5 key tips for winning your NCAA Tournament pool

Posted at 3:33 PM, Mar 13, 2016
and last updated 2016-03-13 21:35:02-04

Some people make their NCAA Tournament bracket selections based on a precise scientific combination of team records, head-to-head matchups and in-depth statistical data.

Others make their picks based on the school mascots they like the best.

To be clear: There is no set, reliable strategy for creating a winning bracket. But there do exist some basic guidelines that typically lead to success.

Here are five simple strategies for filling out a bracket that has a chance to wind up at the top of your office pool. 

1. Steer clear of the 16 seeds...

A 16 seed has never beaten a 1 seed

It's always fun to pick upsets, but don't overdo it: In the history of the NCAA Tournament, a 16 seed has never defeated a 1 seed. Several have come close, but overall, top seeds are 124-0 against 16-seeded opponents.

2. ...and be wary of the 15 seeds, too.

A 15 seed has defeated a 2 seed several times, including twice in 2012. Nonetheless, 2 seeds are 117-7 against 15 seeds overall. If you're intent on picking a 15, though: Consider UNC-Asheville over Villanova in the South region. Nova tends to underachieve in the Big Dance.

3. Do pick a 12 seed over a 5.

The trendiest first-round upset picks tend to be the 12 seed over the 5 seed, and with good reason: 12 seeds beat 5 seeds over one-third of the time (35.5 percent).

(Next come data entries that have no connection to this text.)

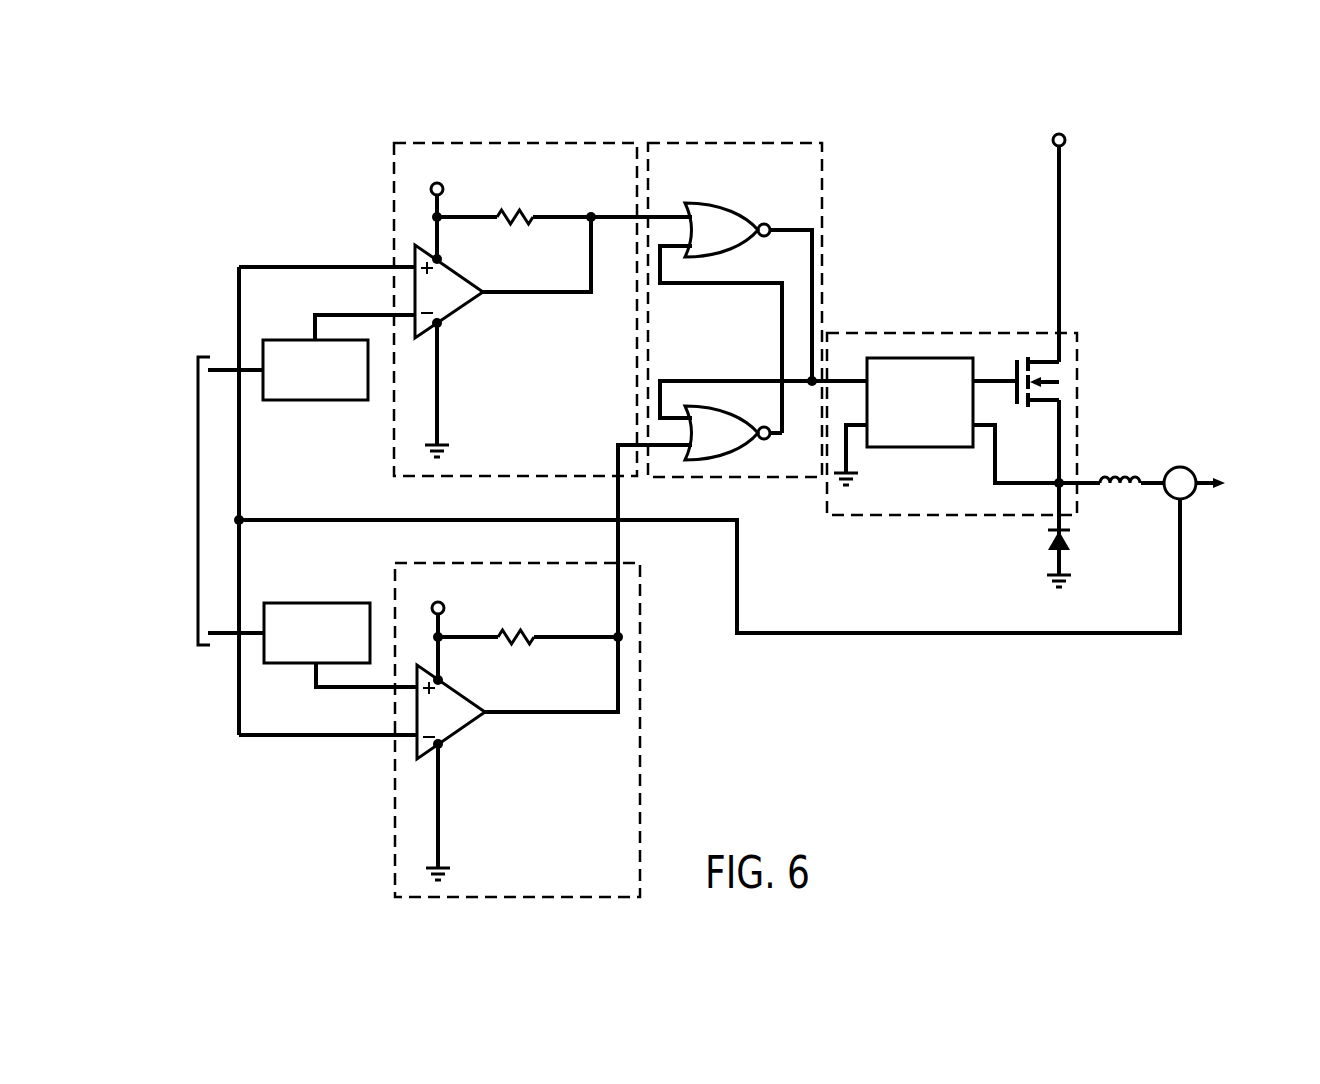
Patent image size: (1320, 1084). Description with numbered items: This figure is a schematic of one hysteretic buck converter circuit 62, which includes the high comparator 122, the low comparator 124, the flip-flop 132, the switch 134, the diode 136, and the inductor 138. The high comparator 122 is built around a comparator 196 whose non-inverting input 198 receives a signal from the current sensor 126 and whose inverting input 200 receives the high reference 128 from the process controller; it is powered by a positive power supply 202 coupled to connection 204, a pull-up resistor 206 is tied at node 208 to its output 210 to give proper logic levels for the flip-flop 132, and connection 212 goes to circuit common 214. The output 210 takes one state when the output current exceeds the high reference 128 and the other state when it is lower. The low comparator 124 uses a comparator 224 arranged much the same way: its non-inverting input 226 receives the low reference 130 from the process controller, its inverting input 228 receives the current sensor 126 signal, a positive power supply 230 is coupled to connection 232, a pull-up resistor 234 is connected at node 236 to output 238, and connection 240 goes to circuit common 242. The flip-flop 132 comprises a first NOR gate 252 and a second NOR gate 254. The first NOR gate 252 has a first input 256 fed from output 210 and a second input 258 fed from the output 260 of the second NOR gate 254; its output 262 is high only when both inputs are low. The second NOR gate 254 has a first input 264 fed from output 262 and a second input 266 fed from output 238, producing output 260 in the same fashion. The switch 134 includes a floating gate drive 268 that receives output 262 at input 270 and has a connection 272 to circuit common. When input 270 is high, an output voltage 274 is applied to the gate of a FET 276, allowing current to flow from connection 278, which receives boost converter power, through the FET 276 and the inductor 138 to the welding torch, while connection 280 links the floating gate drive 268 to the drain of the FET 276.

The hysteretic buck converter circuit 62 is at (192, 155).
The high comparator 122 is at (393, 463).
The low comparator 124 is at (393, 885).
The current sensor 126 is at (1188, 470).
The high reference 128 is at (290, 340).
The low reference 130 is at (290, 603).
The flip-flop 132 is at (738, 144).
The switch 134 is at (951, 333).
The diode 136 is at (1068, 537).
The inductor 138 is at (1115, 477).
The comparator 196 is at (432, 243).
The non-inverting input 198 is at (416, 258).
The inverting input 200 is at (427, 312).
The positive power supply 202 is at (444, 193).
The connection 204 is at (448, 283).
The pull-up resistor 206 is at (520, 212).
The output node 208 is at (592, 212).
The output 210 is at (541, 293).
The connection 212 is at (441, 328).
The circuit common 214 is at (435, 436).
The comparator 224 is at (428, 760).
The non-inverting input 226 is at (418, 700).
The inverting input 228 is at (418, 747).
The positive power supply 230 is at (445, 612).
The connection 232 is at (448, 690).
The pull-up resistor 234 is at (521, 632).
The output node 236 is at (613, 633).
The output 238 is at (545, 713).
The connection 240 is at (441, 748).
The circuit common 242 is at (437, 856).
The first NOR gate 252 is at (728, 212).
The second NOR gate 254 is at (727, 455).
The first input 256 is at (692, 205).
The second input 258 is at (706, 255).
The output 260 is at (768, 442).
The output 262 is at (769, 226).
The first input 264 is at (707, 410).
The second input 266 is at (695, 457).
The floating gate drive 268 is at (915, 358).
The input 270 is at (865, 380).
The connection 272 is at (865, 430).
The output voltage 274 is at (995, 378).
The FET 276 is at (1063, 392).
The connection 278 is at (1064, 145).
The connection 280 is at (992, 457).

Just make sure you don't pick this 12 seed...

4. Pick a 2 seed to advance to the Final Four.

At least one 2 seed has advanced to the Final Four in 10 of the last 15 seasons, and multiple 2 seeds have made the Final Four in three of those years. In this year's tournament, Michigan State is probably the best 2 seed of the bunch -- and the Spartans are the opposite of Villanova in that they often overachieve in the tourney.

5. Pick a 1 seed to win it all.

It might not be exciting to pick a top-seeded team to win the championship, but history says it's the most logical path. A 1 seed has won the national title in 18 of the last 29 seasons, including Duke last year. The only trick, of course, is deciding on which of the four 1 seeds to take. For what it's worth: Kansas will likely be the top pick to win it all.